Kapı tıklatıldı. "Gir" dedim. Açılma ve kapanma sesini duydum. İçeri giren kişiye baktım. Her zaman ki gibi şık ve ter temiz olan kıyafeti ile içeri Tad girdi. Siyah takım elbisesinin içinde fazla karizmatik duruyordu. 

"Ufaklık gelmiş" Dedi mutlulukla. Gülümseyerek elimdeki gri tişörtü dolaba tıktım ve Tad'e doğru yürüdüm. Kollarını açmış beni bekliyordu zaten. Kollarının arasında ufak kalsamda güven duygusu bütün hücrelerime yayıldı.  Bu duygu herkeste olmuyordu. Sadece Zayn ve Tad'e sarılınca hissediyordum.

"Tatiliniz nasıl geçti bakalım?" Diye sordu keyifle. Kafamı kaslı gövdesinden kaldırıp mavi gözlerine baktım. Alt dudağımı dişlerim arasına alırken yüzük olan elimi ürkek ve çekingen bir tavırla kaldırdım. Gözleri direk olarak elime kaydı.

"Aman tanrım" Diye fısıldamasını duydum.

"Zayn'den değil mi bu?" Gözlerimi devirme hissi o kadar ağır basmıştı ki kendime hakim olamayarak gözlerimi devirdim.

"Tabi ki hayır saçmalama Türkiye'de yeni birini buldum o taktı bu yüzüğü Zayn'de gördü mutluluklar diledi. Hatta ve hatta baş nedimem Zayn olucak" Oda gözlerime baygın bir bakış attı.

"Şaşırdım. Doktor olayından sonra böyle bir girişimde bulunmaz sanmıştım" Gerildim. Kolları arasından çıktım.

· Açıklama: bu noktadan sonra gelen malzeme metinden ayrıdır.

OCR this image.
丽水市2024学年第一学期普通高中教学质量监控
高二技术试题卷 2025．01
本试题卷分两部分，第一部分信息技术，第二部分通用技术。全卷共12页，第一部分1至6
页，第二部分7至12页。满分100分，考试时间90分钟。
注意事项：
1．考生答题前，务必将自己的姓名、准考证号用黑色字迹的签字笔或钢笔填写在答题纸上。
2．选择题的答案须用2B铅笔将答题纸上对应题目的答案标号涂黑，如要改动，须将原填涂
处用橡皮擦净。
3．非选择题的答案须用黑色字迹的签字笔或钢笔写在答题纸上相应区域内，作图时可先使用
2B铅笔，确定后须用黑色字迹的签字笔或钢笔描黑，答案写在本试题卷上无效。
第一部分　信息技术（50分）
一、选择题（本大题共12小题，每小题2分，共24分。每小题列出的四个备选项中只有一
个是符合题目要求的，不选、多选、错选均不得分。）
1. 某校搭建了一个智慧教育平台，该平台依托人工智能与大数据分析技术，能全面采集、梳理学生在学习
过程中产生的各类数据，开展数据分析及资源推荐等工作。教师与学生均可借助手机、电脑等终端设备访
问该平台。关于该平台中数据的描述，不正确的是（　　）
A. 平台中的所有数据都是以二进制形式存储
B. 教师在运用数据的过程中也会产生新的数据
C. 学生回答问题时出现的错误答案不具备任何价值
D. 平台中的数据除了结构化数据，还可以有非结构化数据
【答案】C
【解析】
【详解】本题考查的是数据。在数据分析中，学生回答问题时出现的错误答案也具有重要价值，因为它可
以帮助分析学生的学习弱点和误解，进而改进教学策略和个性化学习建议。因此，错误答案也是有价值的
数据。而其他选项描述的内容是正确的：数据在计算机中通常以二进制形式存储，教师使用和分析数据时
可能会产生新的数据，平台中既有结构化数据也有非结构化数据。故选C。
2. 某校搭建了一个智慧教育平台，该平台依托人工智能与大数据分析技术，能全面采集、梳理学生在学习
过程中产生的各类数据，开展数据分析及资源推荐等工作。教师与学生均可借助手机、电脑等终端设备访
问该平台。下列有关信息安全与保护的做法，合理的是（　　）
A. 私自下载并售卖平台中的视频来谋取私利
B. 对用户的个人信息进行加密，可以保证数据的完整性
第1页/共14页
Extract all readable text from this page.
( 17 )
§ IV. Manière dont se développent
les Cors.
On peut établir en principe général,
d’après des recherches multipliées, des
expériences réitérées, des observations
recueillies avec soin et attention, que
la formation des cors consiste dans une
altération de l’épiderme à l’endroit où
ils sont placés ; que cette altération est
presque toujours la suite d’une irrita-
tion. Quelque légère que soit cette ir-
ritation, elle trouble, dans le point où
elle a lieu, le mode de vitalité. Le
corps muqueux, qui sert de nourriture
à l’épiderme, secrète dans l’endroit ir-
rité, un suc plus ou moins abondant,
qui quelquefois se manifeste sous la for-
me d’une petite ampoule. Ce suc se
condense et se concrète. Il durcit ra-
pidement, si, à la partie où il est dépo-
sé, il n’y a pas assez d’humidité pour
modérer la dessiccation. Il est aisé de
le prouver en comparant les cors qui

"Zayn'e bu konuyu anlattığımda evlenme teklifini yapmıştı ve bende kabul etmiştim. Konuyu açıkladığımdaysa her koşulda benimle olucağını belirtti" Çocuğumuz olmuyor diye beni bırakır mıydı? Daha önceden bilseydi yinede o teklifi eder miydi? Her kafadan bir ses çıkıyordu ve o sesler zihnimde çok fazla yer kaplıyordu. Kendi düşüncelerimi duyamıyordum.

"Tebrikler kızım, hep mutlu ol" diyerek tekrar sarıldı Tad. Buruk bir şekilde gülümsedim.

*****************************************************************************************

Danielle ile birlikte dışarı çıkmış Londra'nın nadir görülen güneşli havasında dolaşıyorduk. Büyük geniş caddede mağazalara bakarken elimdeki kolayı bitirmeye çalışıyordum. 

"Allison, şu mağazaya bakacağım ben" 

"Pekala geliyorum" Peşinden yürümeye başladığım sırada bacağıma dolanan kolları hissettim. Kafamı aşağı eğdiğimde 3-4 yaşlarında bir kız çocuğu gördüm. 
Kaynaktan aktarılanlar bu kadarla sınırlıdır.